La conclusion de Hathaway est brutale : quatre décennies de dette technique consistant à « mettre en œuvre rapidement et à réparer plus tard » arrivent désormais à échéance, et l’industrie devrait s’attendre à un raz-de-marée de correctifs au cours des douze à vingt-quatre prochains mois plutôt que de la prochaine décennie. Elle a raison – et pourtant le débat qu’elle a déclenché se déroule presque entièrement en termes informatiques : délais de divulgation, cadences de correctifs, responsabilité des fournisseurs à la traîne.
Cependant, chacun de ces patchs arrive finalement dans un endroit physique : une sous-station, une ligne d’embouteillage, une usine de traitement d’eau, une infirmerie. L’intrusion du PLC en juillet dans les services publics des eaux du Minnesota était un aperçu de ce à quoi ressemblerait l’arrivée. Et là, le tsunami rencontre une structure dont le débat sur la divulgation ne cesse d’oublier l’existence : la fenêtre de maintenance.

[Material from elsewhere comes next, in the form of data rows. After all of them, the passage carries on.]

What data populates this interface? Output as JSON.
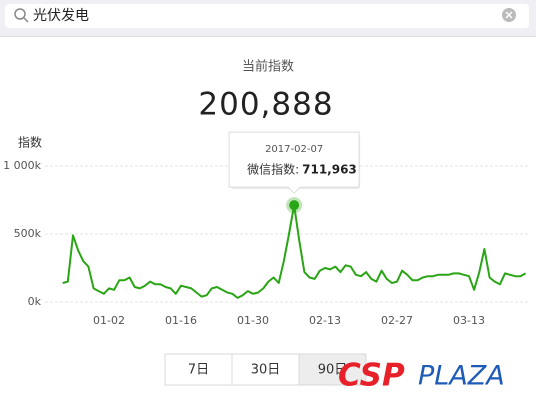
{
  "search": {
    "query": "光伏发电"
  },
  "header": {
    "title": "当前指数",
    "current_index": "200,888"
  },
  "chart_data": {
    "type": "line",
    "y_label": "指数",
    "color": "#2aa515",
    "grid": true,
    "ylim": [
      0,
      1000000
    ],
    "yticks": [
      {
        "value": 0,
        "label": "0k"
      },
      {
        "value": 500000,
        "label": "500k"
      },
      {
        "value": 1000000,
        "label": "1 000k"
      }
    ],
    "categories": [
      null,
      null,
      null,
      null,
      null,
      null,
      null,
      null,
      null,
      "01-02",
      null,
      null,
      null,
      null,
      null,
      null,
      null,
      null,
      null,
      null,
      null,
      null,
      null,
      "01-16",
      null,
      null,
      null,
      null,
      null,
      null,
      null,
      null,
      null,
      null,
      null,
      null,
      null,
      "01-30",
      null,
      null,
      null,
      null,
      null,
      null,
      null,
      null,
      null,
      null,
      null,
      null,
      null,
      "02-13",
      null,
      null,
      null,
      null,
      null,
      null,
      null,
      null,
      null,
      null,
      null,
      null,
      null,
      "02-27",
      null,
      null,
      null,
      null,
      null,
      null,
      null,
      null,
      null,
      null,
      null,
      null,
      null,
      "03-13",
      null,
      null,
      null,
      null,
      null,
      null,
      null,
      null,
      null,
      null,
      null
    ],
    "values": [
      140000,
      150000,
      490000,
      380000,
      300000,
      260000,
      100000,
      80000,
      60000,
      100000,
      90000,
      160000,
      160000,
      180000,
      110000,
      100000,
      120000,
      150000,
      130000,
      130000,
      110000,
      100000,
      60000,
      120000,
      110000,
      100000,
      70000,
      40000,
      50000,
      100000,
      110000,
      90000,
      70000,
      60000,
      30000,
      50000,
      80000,
      60000,
      70000,
      100000,
      150000,
      180000,
      140000,
      300000,
      500000,
      711963,
      450000,
      220000,
      180000,
      170000,
      230000,
      250000,
      240000,
      260000,
      220000,
      270000,
      260000,
      200000,
      190000,
      220000,
      170000,
      150000,
      230000,
      170000,
      140000,
      150000,
      230000,
      200000,
      160000,
      160000,
      180000,
      190000,
      190000,
      200000,
      200000,
      200000,
      210000,
      210000,
      200000,
      190000,
      90000,
      220000,
      390000,
      180000,
      150000,
      130000,
      210000,
      200000,
      190000,
      190000,
      210000
    ],
    "value_labels": [
      null,
      null,
      null,
      null,
      null,
      null,
      null,
      null,
      null,
      null,
      null,
      null,
      null,
      null,
      null,
      null,
      null,
      null,
      null,
      null,
      null,
      null,
      null,
      null,
      null,
      null,
      null,
      null,
      null,
      null,
      null,
      null,
      null,
      null,
      null,
      null,
      null,
      null,
      null,
      null,
      null,
      null,
      null,
      null,
      null,
      "711,963",
      null,
      null,
      null,
      null,
      null,
      null,
      null,
      null,
      null,
      null,
      null,
      null,
      null,
      null,
      null,
      null,
      null,
      null,
      null,
      null,
      null,
      null,
      null,
      null,
      null,
      null,
      null,
      null,
      null,
      null,
      null,
      null,
      null,
      null,
      null,
      null,
      null,
      null,
      null,
      null,
      null,
      null,
      null,
      null,
      null
    ],
    "tooltip": {
      "title": "2017-02-07",
      "label": "微信指数:"
    }
  },
  "range_buttons": [
    "7日",
    "30日",
    "90日"
  ],
  "selected_range": "90日",
  "watermark": {
    "part1": "CSP",
    "part2": "PLAZA"
  }
}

Découverte à la vitesse de la machine, correction à la vitesse de l’usine
Trouver une vulnérabilité et la corriger n’a jamais été le même processus. L’IA a détruit le premier et laissé le second intact. Dans l’informatique d’entreprise, la convention de remédiation citée par Hathaway – sept jours pour les failles critiques activement exploitées, trente pour les failles de grande gravité – est ambitieuse mais réalisable : redémarrer le serveur, revenir en arrière s’il tombe en panne, s’excuser auprès de personne.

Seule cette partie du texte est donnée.